On the user-side, broadening access to high-quality, well-documented SMP supports both established labs and emerging markets. I’ve watched new labs in growing economies benefit from greater access to trusted analytical reagents, closing quality gaps and supporting public health initiatives.
Promoting transparency—through clear labeling, full documentation, and customer service prepared to answer technical questions—cements trust between supplier and user. Investment in digital tools, from online data repositories to app-guided usage protocols, also boosts accessibility without sacrificing rigor.
Publications in reputable scientific journals, inclusion in regulatory protocols, and regular reviews of best practices create an ecosystem that fosters both safety and innovation. Continuing education and robust training help ensure that SMP continues to serve science, industry, and the public good effectively.

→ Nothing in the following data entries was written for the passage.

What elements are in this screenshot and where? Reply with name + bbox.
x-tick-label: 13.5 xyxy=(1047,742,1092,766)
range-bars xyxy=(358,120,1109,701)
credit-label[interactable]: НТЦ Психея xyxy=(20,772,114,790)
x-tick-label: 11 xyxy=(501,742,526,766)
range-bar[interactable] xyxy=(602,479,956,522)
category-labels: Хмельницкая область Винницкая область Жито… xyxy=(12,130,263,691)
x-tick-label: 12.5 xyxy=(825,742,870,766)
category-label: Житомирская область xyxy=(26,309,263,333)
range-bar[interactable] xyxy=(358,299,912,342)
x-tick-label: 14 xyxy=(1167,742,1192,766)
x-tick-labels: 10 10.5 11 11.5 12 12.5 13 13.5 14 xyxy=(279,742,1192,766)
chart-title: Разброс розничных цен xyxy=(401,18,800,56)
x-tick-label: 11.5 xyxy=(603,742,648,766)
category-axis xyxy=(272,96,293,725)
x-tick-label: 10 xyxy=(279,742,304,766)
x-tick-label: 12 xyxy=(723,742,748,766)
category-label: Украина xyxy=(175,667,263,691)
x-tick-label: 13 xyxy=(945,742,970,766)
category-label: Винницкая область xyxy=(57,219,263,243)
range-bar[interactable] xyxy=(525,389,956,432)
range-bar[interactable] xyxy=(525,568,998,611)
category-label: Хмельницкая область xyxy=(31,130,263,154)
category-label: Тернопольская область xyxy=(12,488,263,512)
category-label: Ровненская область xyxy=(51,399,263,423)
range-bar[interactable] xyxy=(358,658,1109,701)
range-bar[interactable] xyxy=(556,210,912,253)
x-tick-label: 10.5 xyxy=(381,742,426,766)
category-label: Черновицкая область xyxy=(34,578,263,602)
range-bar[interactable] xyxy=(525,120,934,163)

For chemists, technicians, engineers, and anyone else whose work depends on rigorous trace analysis or stable dyes, 1-(3-sulfophenyl)-3-methyl-5-pyrazolone has proved itself a quiet workhorse. Practical experience confirms what journal articles and technical standards already suggest: reliable solubility, strong color change, and robust safety mark this compound apart from competitors. Challenges remain, from improving sustainability to broadening applications, but SMP’s foundation provides a stable platform for continuous progress. As new challenges arise and technology evolves, maintaining a commitment to high standards and continuous education will ensure SMP remains not just a tool, but a trusted partner in scientific and industrial progress.